Last year I launched my blog, and one of the first blogs that I posted was about my childhood and about realizing that it was more than just dysfunctional family antics - it was trauma. Writing about my past was an incredibly triggering and intense experience for me, partly because my memory from growing up is so fragmented, but also because the pandemic was in its beginning stages at the time. I wrote it because I knew my story was powerful, and I knew that there was someone out there who needed to hear it in order to better understand their own past. 

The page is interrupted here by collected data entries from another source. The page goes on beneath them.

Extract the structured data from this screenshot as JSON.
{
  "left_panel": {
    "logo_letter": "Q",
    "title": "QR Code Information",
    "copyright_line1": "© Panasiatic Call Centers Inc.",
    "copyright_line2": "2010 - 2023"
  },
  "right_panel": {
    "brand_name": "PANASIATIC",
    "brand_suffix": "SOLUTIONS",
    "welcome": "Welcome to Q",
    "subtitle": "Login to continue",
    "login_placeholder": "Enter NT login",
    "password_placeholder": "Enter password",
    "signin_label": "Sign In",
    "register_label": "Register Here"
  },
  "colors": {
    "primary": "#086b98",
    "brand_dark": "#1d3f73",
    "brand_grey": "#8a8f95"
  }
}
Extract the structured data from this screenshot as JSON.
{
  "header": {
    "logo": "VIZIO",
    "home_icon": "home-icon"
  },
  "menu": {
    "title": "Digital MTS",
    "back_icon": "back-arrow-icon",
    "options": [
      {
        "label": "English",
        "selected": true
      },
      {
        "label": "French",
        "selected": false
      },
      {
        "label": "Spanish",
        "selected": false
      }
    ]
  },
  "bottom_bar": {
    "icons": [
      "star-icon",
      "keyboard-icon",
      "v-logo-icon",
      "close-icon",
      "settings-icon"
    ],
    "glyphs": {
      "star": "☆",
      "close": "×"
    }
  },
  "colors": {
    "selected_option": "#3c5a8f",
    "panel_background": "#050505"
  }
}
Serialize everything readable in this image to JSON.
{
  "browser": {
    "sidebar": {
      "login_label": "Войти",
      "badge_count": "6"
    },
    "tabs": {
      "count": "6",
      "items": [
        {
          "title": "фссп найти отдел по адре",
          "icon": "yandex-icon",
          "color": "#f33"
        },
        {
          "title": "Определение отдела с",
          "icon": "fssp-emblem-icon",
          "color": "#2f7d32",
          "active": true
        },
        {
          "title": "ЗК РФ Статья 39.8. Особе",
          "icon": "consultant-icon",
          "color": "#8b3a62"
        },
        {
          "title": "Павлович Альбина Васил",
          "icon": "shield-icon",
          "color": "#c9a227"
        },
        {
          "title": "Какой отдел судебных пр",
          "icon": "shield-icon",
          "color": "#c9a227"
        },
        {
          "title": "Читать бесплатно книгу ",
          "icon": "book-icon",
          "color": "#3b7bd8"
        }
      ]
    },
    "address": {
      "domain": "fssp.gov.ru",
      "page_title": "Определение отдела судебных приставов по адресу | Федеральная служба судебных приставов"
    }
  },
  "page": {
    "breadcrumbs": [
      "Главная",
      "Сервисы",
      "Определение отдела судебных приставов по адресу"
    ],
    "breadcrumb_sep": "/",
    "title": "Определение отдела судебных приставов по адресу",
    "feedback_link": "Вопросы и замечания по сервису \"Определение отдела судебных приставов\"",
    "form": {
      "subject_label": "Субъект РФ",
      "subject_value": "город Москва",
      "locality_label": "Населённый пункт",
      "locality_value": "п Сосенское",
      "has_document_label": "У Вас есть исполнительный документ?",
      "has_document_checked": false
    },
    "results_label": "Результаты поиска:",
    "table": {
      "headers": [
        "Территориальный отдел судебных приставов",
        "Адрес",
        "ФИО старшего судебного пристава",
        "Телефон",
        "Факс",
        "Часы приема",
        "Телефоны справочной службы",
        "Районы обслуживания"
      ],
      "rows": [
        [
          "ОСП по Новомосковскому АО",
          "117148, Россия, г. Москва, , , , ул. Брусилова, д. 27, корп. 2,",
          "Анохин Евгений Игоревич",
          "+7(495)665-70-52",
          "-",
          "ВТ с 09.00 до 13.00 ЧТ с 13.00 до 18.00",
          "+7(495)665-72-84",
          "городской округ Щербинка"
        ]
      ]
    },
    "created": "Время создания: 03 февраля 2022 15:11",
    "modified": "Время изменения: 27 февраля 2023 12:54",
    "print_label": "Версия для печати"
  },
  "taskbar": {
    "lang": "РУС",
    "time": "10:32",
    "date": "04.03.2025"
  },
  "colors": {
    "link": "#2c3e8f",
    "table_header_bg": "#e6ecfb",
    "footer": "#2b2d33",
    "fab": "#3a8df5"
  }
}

Along with the blog, I sent out a newsletter entitled “What's the big Family Secret?”  and one of my friends on my email list turned out to be that person who needed to hear the story. We had known each other for 3 years and by then we had a tight yoga relationship. We exchanged yoga for design services (back when that was my career). Even when she moved to the Pacific Northwest, we still did yoga virtually on a regular basis, and in all those years we never once bridged the gap from surface-level friends to a real, deep connection.

Once again I found myself in a conversation with someone close to me and confronted with the fact that we had very similar experiences with dysfunctional family systems. When I opened up and was vulnerable about my past, my yogi friend recognized our shared connection and we were able to connect on a deeper level that we had been missing out on for years.

It's through these experiences that I know deeply how freeing and supportive it is to connect with others through vulnerable sharing.

Kindness is Not Enough

I’ve been seeing and hearing versions of this quote a lot lately: “Be kind, for everyone you meet is fighting a hard battle.” It’s a great quote (and I'm all for being kind!), but as I work through the Vulnerability Challenge, I’ve been thinking what if instead of just being kind we were vulnerable and open? It’s lovely to be kind, but just kindness doesn’t get you any closer to knowing what they are battling and possibly even finding out that their battle is quite similar to one of yours. We are missing out on the opportunities to connect more deeply with each other and not just practice kindness, but develop empathy and create a network of support as we continue forward in our fight together, in community.